È questo il punto nel quale la teologia di Bianchi trapassa in una antropologia  radicale. L’alterità di Dio non è nei cieli ma appare sulla terra, non è lassù ma  quaggiù. Interviene qui un altro grande riferimento teologico di Enzo Bianchi,  ovvero Michel De Certeau e la sua idea del Dio cristiano come incontro che ci  obbliga a decentrare il nostro Ego, poiché Egli si sottrae a qualunque nostra  illusione di possesso. Per questa ragione, Bianchi conosceva bene la distanza che  separa la dimensione dogmatica della religione dall’esperienza cristiana della  fede. Se le religioni possono diventare dei dispositivi superstiziosi di  rassicurazione, la fede ci costringe invece a un affidamento totale. 
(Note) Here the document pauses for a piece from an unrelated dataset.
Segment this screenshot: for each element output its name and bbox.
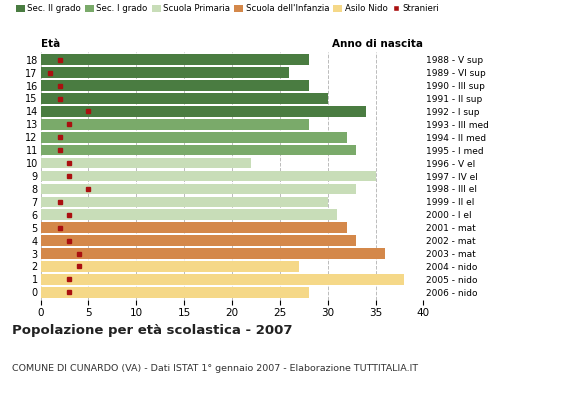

Quando con le proprie mani il giovane Enzo pose la prima pietra del Monastero  di Bose — nel lontano inverno del 1965 — era solo. Nessuno attorno a sé, nessuna  garanzia, nessuna istituzione, nessuna protezione, nessuna raccomandazione,  nessun mandato. Restaura una cascina abbandonata nella zona della Serra di Ivrea  vivendo da solo e poi con i primi compagni per tredici anni senza luce elettrica. 

Si fa fatica oggi a ricordare il tempo della fondazione di uno dei luoghi più alti  della spiritualità cristiana del nostro tempo, che ha radunato attorno a sé un popolo  di fedeli e di laici, di persone semplici e di intellettuali, che ha reso possibile un  dialogo interreligioso e intercristiano di straordinaria importanza, che ha  seminato e custodito la cultura cristiana nel nostro paese e non solo. Ma all’inizio  di tutto c’erano solo il cuore di Enzo Bianchi e le sue mani. Non c’era altro se  non la nuda forza della sua fede, lo sforzo ostinato di testimoniare in prima  persona che vivere nella gioia e nella letizia è una possibilità di questo mondo. 

Aveva paura di morire? Credo di sì. E anche molta, come del resto accade  solitamente a tutti coloro che hanno amato profondamente la vita. Del resto, ne  aveva anche Gesù Cristo, che nel Getsemani supplica il padre di lasciarlo vivere  ancora, di allontanare dalle sue labbra il calice amaro della morte. Quel mistero  — il mistero della morte –, Enzo lo sapeva bene, non può essere addomesticato  nemmeno dalla fede. 

Mi ha detto una volta, quand’era già molto anziano, che di mattina amava  abbracciare gli alberi e le grandi pietre. Immagino fosse anche quello un suo  modo di pregare. Non alzando gli occhi al cielo ma trovando il cielo in terra.